8. Set New Employees Up for Success
When your new hire arrives for their first day of work, prepare them for success by providing thorough job training and shadowing. With proper preparation, they’ll be equipped to do a great job and will therefore be more likely to stick around for the long haul.
8 Tips for Managing and Retaining Staff
Don't forget that retaining excellent staff members is just as crucial as employing them. Here are some pointers to help you effectively manage and retain your restaurant staff:
1) Provide competitive pay
To combat high turnover rates, provide competitive remuneration that meets or surpasses industry standards. This attracts high-quality employees and encourages them to stay, eliminating the need for regular hiring and training.
2) Implement fair and flexible scheduling
Flexible schedules provide employees with some control over their work hours, suiting their needs and preferences while guaranteeing a balanced workload. This can reduce burnout, boost job satisfaction, and decrease turnover.
According to a recent National Restaurant Association survey, businesses that provide flexible scheduling had a 25% greater employee retention rate than those who do not.
3) Encourage work-life balance by taking regular breaks
Providing regular days off and vacation time helps to minimize burnout and shows the staff that you care about their well-being and personal time. You should accommodate time-off requests and recognize the significance of work-life balance. For example, you can create a rotating calendar for holidays and weekends so that everyone has time off during peak periods.
4) Invest in staff professional development
Investing in your employees' growth as professionals increases their talents and increases their loyalty to your restaurant. You can provide specialized training programs and encourage participation in workshops and industry events. You can also build up a mentorship program where experienced workers can guide less experienced team members.
5) Reward good performance
Recognizing and rewarding good performance inspires staff and promotes a happy work atmosphere. You can distribute bonuses, recognize employees publicly, or launch an employee-of-the-month program. Personalize awards so that they are more meaningful to each employee.
6) Build an open communication culture
Create an open communication culture by providing constructive comments regularly and encouraging employees to share ideas and concerns. Implementing their suggestions enhances the workplace and shows that you value their feedback.
7) Embrace technology
Incorporating technology into your restaurant's operations can increase efficiency and staff satisfaction while decreasing workload. These tools may include:
- Staff scheduling software allows you to create and manage work schedules.
- Tabletop tablets for in-seat queries and orders.
- Inventory management software for stock tracking and menu modifications.
- Apps for online table booking.
- Employee skills training software.
- Point-of-sale (POS) software that supports several payment methods and offsite events.

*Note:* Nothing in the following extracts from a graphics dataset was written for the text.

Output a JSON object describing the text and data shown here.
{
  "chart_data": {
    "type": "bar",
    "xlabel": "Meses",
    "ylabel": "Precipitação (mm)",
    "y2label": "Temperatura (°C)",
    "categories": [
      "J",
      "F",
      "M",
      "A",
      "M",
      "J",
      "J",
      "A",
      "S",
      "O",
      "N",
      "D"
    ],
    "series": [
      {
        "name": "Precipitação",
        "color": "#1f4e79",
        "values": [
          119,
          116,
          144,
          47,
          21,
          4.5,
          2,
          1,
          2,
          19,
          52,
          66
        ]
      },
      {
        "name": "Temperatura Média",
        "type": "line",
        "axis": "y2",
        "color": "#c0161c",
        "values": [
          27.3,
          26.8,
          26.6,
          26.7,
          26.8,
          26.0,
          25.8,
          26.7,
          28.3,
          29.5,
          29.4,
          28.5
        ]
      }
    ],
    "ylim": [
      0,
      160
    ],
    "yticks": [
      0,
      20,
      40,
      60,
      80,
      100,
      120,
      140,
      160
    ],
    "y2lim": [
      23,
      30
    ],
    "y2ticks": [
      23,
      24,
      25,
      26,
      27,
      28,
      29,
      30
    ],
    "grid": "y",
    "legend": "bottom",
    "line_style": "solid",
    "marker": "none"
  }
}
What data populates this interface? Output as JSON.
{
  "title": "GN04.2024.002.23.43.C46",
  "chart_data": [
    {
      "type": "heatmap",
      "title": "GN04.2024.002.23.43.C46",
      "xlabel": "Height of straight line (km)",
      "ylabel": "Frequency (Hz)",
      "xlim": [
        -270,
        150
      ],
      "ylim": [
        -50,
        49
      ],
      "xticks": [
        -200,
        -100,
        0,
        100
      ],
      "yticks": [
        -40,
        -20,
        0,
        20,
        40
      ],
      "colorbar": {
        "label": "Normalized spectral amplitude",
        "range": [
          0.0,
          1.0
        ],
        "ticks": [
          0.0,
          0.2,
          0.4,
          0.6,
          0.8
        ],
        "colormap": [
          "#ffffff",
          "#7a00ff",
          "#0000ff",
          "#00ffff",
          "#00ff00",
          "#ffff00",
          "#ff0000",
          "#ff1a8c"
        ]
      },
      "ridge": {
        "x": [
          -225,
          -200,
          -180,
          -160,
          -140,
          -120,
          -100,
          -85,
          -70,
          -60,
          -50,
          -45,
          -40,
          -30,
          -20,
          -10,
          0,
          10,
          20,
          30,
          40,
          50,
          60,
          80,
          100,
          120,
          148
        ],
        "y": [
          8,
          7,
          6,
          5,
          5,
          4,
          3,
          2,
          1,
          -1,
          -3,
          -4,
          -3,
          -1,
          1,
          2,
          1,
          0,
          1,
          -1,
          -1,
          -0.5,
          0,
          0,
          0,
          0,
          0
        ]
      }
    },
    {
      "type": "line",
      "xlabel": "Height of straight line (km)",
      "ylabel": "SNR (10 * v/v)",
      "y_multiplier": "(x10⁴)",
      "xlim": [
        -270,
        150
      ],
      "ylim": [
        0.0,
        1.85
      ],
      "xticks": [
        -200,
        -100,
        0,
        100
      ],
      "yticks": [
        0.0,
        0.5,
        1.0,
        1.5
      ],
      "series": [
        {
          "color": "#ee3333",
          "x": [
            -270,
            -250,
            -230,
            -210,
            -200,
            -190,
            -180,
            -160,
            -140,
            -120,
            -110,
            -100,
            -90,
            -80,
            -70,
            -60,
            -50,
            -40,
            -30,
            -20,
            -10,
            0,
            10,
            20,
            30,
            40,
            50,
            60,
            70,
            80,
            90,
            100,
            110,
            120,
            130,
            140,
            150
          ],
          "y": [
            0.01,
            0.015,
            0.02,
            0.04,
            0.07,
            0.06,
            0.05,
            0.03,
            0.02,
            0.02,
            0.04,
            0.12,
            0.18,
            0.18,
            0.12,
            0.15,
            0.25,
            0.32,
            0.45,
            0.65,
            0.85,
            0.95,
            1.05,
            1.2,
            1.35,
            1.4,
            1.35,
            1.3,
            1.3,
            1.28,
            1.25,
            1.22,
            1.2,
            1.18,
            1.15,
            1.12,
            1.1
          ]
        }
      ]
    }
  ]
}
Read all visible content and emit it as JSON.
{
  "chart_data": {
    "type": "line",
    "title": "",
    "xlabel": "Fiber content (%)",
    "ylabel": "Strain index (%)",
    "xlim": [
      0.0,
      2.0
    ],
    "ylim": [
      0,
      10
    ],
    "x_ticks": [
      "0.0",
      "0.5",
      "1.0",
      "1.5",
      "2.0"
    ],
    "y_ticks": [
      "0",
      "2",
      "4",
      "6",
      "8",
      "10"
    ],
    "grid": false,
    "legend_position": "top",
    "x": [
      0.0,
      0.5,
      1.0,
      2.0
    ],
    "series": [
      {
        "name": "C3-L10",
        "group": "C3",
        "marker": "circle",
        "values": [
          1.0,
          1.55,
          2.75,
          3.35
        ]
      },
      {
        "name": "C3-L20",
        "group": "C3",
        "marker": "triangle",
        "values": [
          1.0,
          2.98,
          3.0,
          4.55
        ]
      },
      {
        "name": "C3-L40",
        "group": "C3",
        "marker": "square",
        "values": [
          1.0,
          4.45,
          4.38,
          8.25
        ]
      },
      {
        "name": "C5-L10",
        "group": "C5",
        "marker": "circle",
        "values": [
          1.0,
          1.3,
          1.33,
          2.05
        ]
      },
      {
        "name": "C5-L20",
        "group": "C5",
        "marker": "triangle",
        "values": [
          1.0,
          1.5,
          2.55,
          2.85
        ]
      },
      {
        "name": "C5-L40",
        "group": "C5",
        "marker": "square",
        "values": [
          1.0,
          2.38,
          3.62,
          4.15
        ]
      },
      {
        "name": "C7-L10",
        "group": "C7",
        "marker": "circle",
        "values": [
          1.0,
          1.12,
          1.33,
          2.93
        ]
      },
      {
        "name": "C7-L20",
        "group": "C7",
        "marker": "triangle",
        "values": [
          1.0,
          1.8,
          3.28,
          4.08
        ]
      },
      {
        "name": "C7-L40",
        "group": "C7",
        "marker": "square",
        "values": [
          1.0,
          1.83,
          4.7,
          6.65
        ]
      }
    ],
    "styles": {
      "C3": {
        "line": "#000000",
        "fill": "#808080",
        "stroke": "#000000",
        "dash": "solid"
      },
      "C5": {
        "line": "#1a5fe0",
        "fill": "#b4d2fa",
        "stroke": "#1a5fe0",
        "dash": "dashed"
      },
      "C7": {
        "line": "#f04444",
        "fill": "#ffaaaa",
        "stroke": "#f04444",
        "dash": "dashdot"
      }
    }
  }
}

- Tools for collecting diner feedback.
- Apps for dynamic menu changes and customer engagement.
- Payroll management software simplifies employee remuneration and financial data.
8) Optimize Your Restaurant Staff for Success
Staffing is critical for the restaurant business, as it ensures quality service, financial stability, and employee satisfaction.
Understand the FoH and BoH positions and examine your restaurant's demands to establish your personnel needs. Then, attract individuals via multiple channels and pick those with the right skills. Make sure to provide competitive salaries, fair scheduling, and employee perks.
Wrapping Up: Guide to Restaurant Staffing
Hiring and retaining employees is one of the most difficult tasks a restaurateur will undertake. The past few years have been one of the most difficult for staff due to high wages, high turnover, and a labor shortage.
However, you may overcome staffing issues if you define success, provide a detailed job description, and hire strategically.